Christie soars, Cruz slumps, Paul slammed with plagiarism charge

With the media intensely consumed by backstabbing in political books and strategy for a presidential election that is three years away, New Jersey Gov. Chris Christie (R) picked a good time to be reelected by a large margin.

Sen. Rand Paul (R-Ky.) picked a bad time to be slammed with a new plagiarism charge, and Sen. Ted Cruz (R-Texas) picked the worst time to be sliming in birther waters yet again.

ADVERTISEMENT
Christie is now the clear front-runner for the GOP nomination in 2016. He proves the case for Republicans winning by returning to Ronald Reagan's big-tent GOP and purging the party of the weirdos and nut cases of the far far right.

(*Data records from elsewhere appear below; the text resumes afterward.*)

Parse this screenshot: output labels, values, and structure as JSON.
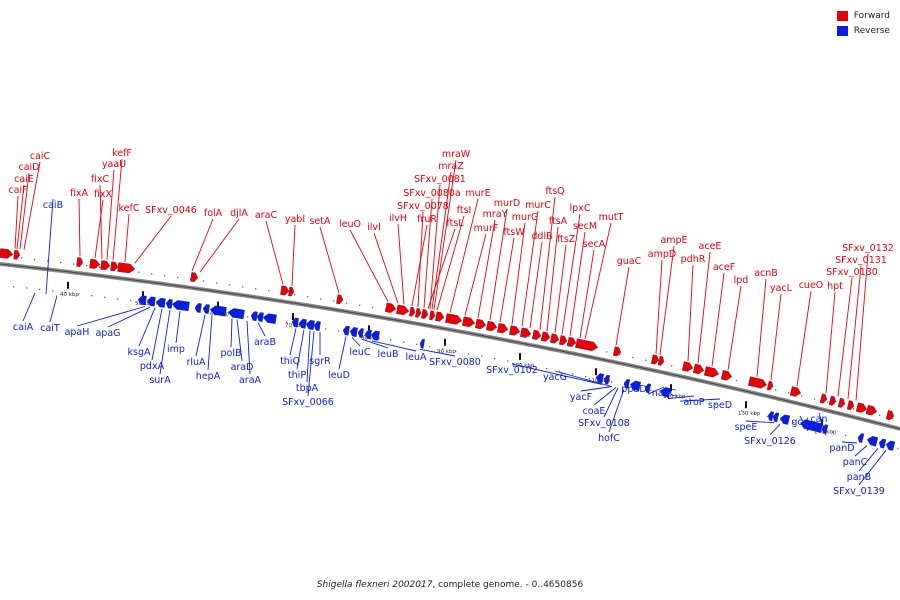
{
  "legend": {
    "forward_label": "Forward",
    "reverse_label": "Reverse",
    "forward_color": "#e8000b",
    "reverse_color": "#0a1de6"
  },
  "caption": {
    "organism": "Shigella flexneri 2002017",
    "rest": ", complete genome. - 0..4650856"
  },
  "scale_labels": [
    "40 kbp",
    "50 kbp",
    "60 kbp",
    "70 kbp",
    "80 kbp",
    "90 kbp",
    "100 kbp",
    "110 kbp",
    "120 kbp",
    "130 kbp",
    "140 kbp"
  ],
  "forward_genes": [
    "caiF",
    "caiE",
    "caiD",
    "caiC",
    "fixA",
    "fixX",
    "fixC",
    "yaaU",
    "kefF",
    "kefC",
    "SFxv_0046",
    "folA",
    "djlA",
    "araC",
    "yabI",
    "setA",
    "leuO",
    "ilvI",
    "ilvH",
    "fruR",
    "SFxv_0078",
    "SFxv_0080a",
    "ftsL",
    "SFxv_0081",
    "mraZ",
    "mraW",
    "ftsI",
    "murE",
    "murF",
    "mraY",
    "murD",
    "ftsW",
    "murG",
    "murC",
    "ddlB",
    "ftsQ",
    "ftsA",
    "ftsZ",
    "lpxC",
    "secM",
    "secA",
    "mutT",
    "guaC",
    "ampD",
    "ampE",
    "pdhR",
    "aceE",
    "aceF",
    "lpd",
    "acnB",
    "yacL",
    "cueO",
    "hpt",
    "SFxv_0130",
    "SFxv_0131",
    "SFxv_0132"
  ],
  "reverse_genes": [
    "caiB",
    "caiA",
    "caiT",
    "apaH",
    "apaG",
    "ksgA",
    "pdxA",
    "surA",
    "imp",
    "rluA",
    "hepA",
    "polB",
    "araD",
    "araA",
    "araB",
    "thiQ",
    "thiP",
    "tbpA",
    "SFxv_0066",
    "sgrR",
    "leuD",
    "leuC",
    "leuB",
    "leuA",
    "SFxv_0080",
    "SFxv_0102",
    "yacG",
    "yacF",
    "coaE",
    "SFxv_0108",
    "hofC",
    "ppdD",
    "nadC",
    "aroP",
    "speD",
    "speE",
    "SFxv_0126",
    "gcd",
    "can",
    "panD",
    "panC",
    "panB",
    "SFxv_0139"
  ]
}
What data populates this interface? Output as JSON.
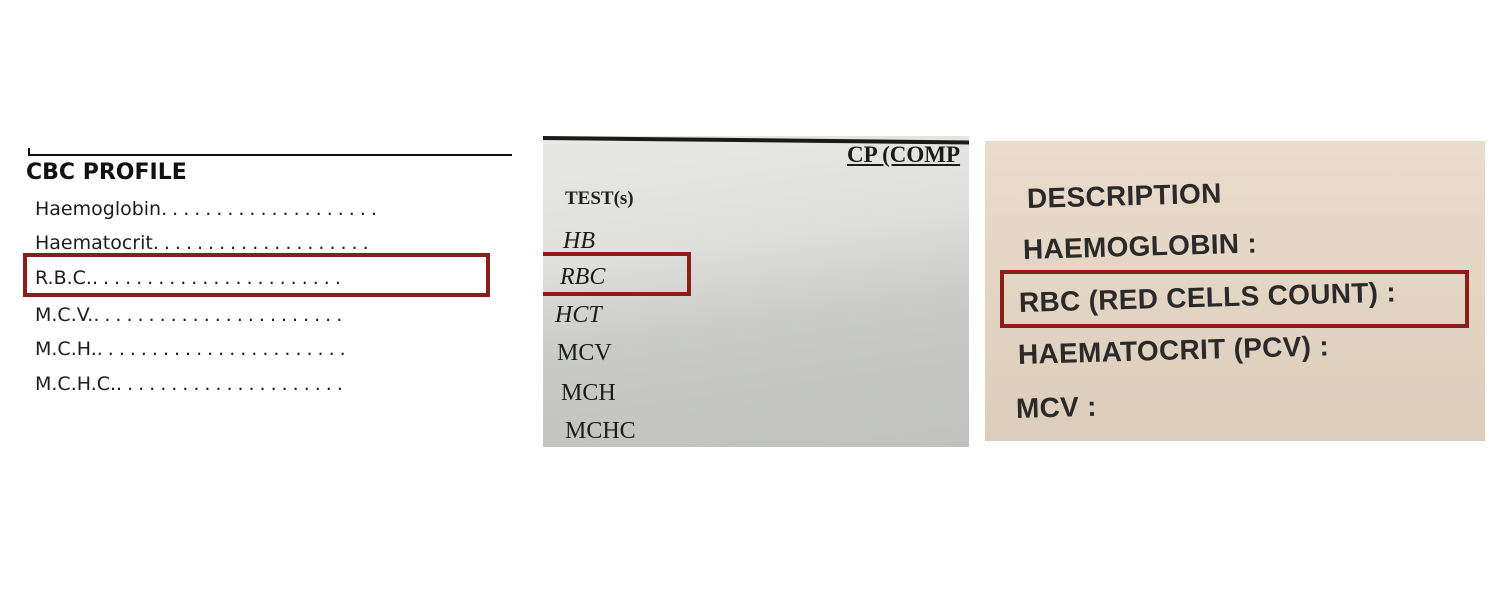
{
  "panels": [
    {
      "heading": "CBC PROFILE",
      "rows": [
        {
          "label": "Haemoglobin",
          "dots": "...................."
        },
        {
          "label": "Haematocrit",
          "dots": "...................."
        },
        {
          "label": "R.B.C.",
          "dots": "......................."
        },
        {
          "label": "M.C.V.",
          "dots": "......................."
        },
        {
          "label": "M.C.H.",
          "dots": "......................."
        },
        {
          "label": "M.C.H.C.",
          "dots": "....................."
        }
      ],
      "highlighted": "R.B.C."
    },
    {
      "header": "CP (COMP",
      "column_header": "TEST(s)",
      "rows": [
        "HB",
        "RBC",
        "HCT",
        "MCV",
        "MCH",
        "MCHC"
      ],
      "highlighted": "RBC"
    },
    {
      "column_header": "DESCRIPTION",
      "rows": [
        "HAEMOGLOBIN :",
        "RBC (RED CELLS COUNT) :",
        "HAEMATOCRIT (PCV) :",
        "MCV :"
      ],
      "highlighted": "RBC (RED CELLS COUNT) :"
    }
  ],
  "colors": {
    "highlight_box": "#8b1d1a"
  }
}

Paul needs to upgrade his staff. Whoever is writing his material is going to paint the Paul name with the perjury brush, because the charge, fair or not, is starting to stick. I do not personally think it is fair. Paul is sloppy, not dishonest, but he is not ready for prime time.

Regarding the ubiquitous Cruz, the good news he is getting his wish and becoming a household name; the bad news is his name is about one-half as popular as Barack Obama at Obama's low.

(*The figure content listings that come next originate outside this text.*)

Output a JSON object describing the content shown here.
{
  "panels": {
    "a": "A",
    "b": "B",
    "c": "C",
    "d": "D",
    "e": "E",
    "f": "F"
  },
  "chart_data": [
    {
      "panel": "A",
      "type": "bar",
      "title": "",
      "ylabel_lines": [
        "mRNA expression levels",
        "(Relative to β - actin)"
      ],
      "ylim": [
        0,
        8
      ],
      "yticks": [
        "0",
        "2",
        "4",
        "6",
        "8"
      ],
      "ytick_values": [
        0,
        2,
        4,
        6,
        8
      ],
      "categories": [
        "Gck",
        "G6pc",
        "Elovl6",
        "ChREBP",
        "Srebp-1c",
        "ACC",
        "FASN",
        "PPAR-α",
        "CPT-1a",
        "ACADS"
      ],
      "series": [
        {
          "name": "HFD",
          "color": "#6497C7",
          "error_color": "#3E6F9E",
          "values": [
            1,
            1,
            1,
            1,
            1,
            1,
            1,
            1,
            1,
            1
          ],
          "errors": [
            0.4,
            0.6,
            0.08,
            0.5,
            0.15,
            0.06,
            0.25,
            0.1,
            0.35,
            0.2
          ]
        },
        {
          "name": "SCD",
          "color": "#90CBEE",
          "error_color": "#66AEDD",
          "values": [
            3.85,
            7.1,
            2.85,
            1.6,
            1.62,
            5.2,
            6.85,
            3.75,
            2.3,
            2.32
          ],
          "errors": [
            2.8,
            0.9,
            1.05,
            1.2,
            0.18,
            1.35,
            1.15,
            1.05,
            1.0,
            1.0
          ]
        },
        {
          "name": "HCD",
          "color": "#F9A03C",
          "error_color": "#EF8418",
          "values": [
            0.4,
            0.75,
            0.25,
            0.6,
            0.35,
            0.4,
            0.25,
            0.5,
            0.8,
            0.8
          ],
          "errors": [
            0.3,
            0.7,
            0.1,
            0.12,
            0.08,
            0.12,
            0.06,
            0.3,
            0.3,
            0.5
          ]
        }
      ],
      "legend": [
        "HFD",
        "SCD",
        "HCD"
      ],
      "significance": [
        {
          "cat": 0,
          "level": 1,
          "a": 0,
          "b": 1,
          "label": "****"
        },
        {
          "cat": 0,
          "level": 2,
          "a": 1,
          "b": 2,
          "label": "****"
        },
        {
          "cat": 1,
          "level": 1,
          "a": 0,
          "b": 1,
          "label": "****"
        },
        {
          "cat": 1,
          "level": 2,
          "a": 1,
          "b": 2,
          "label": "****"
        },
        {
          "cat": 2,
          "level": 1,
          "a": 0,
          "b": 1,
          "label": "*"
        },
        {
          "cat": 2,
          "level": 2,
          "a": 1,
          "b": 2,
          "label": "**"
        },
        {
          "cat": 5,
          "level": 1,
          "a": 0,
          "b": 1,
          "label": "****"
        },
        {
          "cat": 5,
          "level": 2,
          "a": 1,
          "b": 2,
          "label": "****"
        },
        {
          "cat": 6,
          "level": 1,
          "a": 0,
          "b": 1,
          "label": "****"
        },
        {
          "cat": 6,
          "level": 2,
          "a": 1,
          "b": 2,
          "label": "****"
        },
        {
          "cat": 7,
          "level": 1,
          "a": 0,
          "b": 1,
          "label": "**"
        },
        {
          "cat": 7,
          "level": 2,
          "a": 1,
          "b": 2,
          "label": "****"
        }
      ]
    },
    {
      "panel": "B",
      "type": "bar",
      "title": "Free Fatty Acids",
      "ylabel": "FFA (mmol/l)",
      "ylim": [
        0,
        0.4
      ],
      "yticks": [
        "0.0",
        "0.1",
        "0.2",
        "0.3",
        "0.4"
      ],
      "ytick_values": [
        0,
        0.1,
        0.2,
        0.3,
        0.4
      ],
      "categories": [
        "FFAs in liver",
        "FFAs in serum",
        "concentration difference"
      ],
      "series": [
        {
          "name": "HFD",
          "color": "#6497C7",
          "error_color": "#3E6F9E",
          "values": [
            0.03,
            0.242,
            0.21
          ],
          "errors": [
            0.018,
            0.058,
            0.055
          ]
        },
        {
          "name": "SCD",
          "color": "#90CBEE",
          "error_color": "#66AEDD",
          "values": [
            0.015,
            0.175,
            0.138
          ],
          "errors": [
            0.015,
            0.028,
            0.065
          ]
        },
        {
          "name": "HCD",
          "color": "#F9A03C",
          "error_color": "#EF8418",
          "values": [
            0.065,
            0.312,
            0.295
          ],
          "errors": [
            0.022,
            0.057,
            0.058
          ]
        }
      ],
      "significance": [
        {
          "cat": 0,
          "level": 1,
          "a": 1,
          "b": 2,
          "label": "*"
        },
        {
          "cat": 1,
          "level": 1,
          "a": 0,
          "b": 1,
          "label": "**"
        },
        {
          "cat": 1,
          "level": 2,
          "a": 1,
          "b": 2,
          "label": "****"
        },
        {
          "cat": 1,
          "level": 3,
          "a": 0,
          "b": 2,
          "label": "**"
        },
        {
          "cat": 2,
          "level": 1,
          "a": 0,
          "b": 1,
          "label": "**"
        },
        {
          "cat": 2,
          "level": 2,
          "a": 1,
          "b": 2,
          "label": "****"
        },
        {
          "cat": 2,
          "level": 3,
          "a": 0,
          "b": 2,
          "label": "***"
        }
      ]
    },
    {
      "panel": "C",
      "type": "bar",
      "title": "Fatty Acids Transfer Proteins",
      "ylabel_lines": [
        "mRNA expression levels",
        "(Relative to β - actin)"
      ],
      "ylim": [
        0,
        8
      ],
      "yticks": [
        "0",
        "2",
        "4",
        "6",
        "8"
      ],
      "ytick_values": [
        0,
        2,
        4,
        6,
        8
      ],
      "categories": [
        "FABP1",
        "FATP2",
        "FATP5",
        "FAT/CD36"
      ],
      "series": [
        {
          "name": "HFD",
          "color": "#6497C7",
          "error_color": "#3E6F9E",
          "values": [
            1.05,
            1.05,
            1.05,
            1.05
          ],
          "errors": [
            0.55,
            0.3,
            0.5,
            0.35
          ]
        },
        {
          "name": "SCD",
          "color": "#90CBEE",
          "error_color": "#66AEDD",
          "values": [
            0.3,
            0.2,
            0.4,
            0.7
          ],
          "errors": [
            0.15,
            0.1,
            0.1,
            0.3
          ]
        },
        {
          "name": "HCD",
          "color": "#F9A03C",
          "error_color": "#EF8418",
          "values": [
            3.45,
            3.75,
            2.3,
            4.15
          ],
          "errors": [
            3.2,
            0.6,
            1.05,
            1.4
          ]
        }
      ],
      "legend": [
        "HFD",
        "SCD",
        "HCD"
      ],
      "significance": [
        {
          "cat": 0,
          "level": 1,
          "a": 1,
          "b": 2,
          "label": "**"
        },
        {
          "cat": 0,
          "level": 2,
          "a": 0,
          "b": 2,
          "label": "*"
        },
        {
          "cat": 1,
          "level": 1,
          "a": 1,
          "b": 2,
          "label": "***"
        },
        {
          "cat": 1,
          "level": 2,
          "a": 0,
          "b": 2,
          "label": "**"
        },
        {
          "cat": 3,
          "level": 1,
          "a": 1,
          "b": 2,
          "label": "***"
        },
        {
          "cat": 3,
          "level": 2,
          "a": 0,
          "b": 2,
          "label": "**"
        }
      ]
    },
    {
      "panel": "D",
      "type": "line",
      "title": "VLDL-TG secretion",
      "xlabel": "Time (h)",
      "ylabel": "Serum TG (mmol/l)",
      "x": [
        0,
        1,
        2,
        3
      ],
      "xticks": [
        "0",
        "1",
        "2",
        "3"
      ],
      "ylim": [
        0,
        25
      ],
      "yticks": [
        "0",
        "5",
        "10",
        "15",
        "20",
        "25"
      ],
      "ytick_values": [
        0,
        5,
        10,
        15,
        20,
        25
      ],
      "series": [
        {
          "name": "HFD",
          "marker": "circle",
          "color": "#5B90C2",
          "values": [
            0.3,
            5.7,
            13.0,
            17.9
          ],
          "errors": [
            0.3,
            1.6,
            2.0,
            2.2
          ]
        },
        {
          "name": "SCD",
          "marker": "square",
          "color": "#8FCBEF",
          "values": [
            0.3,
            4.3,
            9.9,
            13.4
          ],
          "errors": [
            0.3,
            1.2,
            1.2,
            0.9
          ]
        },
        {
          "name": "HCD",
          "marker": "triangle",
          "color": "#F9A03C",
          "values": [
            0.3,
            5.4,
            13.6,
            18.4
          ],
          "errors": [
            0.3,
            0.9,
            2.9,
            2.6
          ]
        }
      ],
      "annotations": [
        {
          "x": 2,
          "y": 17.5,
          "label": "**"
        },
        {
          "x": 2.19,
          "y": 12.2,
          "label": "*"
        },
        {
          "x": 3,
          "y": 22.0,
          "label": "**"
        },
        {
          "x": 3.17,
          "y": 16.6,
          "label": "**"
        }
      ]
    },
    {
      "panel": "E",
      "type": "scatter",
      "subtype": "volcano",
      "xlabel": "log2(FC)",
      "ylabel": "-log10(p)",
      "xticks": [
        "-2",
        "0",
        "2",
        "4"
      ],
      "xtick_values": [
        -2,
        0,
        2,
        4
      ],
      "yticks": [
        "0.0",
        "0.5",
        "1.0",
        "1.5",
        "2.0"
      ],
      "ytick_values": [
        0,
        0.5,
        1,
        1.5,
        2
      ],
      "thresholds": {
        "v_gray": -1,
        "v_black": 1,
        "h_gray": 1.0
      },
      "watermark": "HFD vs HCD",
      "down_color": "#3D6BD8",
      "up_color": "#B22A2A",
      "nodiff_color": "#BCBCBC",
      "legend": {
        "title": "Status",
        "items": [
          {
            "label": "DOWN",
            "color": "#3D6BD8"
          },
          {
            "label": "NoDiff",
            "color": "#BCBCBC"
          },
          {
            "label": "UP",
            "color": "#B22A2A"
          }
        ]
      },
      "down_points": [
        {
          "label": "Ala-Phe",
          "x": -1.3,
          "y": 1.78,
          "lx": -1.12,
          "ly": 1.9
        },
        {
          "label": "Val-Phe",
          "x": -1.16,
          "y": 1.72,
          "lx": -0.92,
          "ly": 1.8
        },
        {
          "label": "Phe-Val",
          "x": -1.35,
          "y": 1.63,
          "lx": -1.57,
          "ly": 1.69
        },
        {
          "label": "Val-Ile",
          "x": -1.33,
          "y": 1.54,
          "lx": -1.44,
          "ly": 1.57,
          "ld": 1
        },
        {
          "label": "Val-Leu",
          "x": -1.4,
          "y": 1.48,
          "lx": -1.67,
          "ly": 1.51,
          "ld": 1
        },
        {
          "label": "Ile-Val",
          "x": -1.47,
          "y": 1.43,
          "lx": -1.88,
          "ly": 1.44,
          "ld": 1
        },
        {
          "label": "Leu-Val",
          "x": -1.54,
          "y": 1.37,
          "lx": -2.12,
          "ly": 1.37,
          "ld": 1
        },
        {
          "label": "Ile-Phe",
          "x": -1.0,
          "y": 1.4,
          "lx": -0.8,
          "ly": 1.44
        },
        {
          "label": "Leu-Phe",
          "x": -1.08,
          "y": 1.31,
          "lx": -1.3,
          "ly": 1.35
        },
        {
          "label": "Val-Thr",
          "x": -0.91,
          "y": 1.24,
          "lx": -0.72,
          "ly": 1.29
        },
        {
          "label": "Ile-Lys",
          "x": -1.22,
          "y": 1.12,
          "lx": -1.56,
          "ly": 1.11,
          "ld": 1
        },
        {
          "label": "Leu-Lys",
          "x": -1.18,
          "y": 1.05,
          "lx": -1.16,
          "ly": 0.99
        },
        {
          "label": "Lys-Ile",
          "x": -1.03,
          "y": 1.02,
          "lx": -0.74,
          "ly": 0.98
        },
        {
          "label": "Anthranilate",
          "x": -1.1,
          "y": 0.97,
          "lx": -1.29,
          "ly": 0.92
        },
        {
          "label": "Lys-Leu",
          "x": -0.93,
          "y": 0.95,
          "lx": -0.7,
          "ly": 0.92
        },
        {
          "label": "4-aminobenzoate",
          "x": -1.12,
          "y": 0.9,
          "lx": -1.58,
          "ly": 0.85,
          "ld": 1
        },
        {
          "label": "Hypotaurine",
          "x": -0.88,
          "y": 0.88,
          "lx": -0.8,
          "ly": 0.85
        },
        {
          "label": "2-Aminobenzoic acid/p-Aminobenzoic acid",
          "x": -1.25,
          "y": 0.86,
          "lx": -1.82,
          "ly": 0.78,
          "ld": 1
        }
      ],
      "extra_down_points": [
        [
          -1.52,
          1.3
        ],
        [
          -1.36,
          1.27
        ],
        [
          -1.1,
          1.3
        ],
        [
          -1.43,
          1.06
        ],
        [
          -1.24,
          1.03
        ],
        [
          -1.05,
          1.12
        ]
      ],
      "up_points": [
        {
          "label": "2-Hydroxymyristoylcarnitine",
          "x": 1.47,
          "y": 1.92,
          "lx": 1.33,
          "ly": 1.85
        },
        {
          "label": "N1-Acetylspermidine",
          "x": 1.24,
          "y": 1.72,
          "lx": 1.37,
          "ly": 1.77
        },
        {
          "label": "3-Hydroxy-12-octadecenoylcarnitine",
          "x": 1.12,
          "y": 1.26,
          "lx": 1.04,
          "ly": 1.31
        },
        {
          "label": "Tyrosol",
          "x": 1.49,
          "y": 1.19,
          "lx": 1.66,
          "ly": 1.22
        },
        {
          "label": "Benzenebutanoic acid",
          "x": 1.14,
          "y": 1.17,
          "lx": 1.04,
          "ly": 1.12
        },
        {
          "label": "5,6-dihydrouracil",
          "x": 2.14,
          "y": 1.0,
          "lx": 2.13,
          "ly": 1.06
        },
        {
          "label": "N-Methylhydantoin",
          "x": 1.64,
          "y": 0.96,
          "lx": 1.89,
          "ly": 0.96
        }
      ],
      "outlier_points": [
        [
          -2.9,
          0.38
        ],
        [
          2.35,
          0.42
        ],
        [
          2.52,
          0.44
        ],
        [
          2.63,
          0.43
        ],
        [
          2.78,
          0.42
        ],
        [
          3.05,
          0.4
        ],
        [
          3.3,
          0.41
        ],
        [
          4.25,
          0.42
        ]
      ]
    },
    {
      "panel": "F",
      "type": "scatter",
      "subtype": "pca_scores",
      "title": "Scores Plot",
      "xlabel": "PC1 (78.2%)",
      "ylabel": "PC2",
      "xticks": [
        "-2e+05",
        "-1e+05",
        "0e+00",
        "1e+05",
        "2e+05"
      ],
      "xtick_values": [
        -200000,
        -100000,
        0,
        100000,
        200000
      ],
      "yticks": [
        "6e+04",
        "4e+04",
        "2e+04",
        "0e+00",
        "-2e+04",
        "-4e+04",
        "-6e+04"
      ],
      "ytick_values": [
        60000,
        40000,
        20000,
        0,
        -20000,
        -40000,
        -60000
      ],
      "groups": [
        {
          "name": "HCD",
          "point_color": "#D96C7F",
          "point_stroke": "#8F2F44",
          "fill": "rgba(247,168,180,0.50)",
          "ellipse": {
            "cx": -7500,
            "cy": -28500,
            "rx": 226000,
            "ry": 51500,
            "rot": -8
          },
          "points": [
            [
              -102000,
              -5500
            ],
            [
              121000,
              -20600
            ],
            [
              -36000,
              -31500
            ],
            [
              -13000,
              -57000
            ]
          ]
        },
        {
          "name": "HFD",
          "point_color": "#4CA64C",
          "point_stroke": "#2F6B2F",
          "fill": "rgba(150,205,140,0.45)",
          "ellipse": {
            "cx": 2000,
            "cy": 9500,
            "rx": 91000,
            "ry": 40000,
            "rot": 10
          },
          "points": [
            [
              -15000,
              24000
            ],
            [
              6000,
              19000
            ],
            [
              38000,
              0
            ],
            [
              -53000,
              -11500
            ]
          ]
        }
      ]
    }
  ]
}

I can't wait for Matt Drudge to put a banner headline on his website about the collapsing numbers of Cruz the next time he banners the weakening numbers of Obama.

The recently obsequious Cruz has been telling Republican senators, who regard him with as much respect as they offer Saddam Hussein, that he will not support primary election challenges against him.

Notice Sen. Mike Lee (R-Utah), now in trouble back in Utah, running faster than a greyhound at a Miami dog race, away from Cruz. Meanwhile Cruz, once accused of being disqualified by birth for the presidency, is now running away from his father, an argument against home schooling, who has now made birther comments against Obama.

Compared to Paul and Cruz, Barack Obama, who is not having his best month, looks like George Washington. And Christie, who is having his best month, looks like a Republican Winston Churchill, which I suggested in a column in The Hill months ago.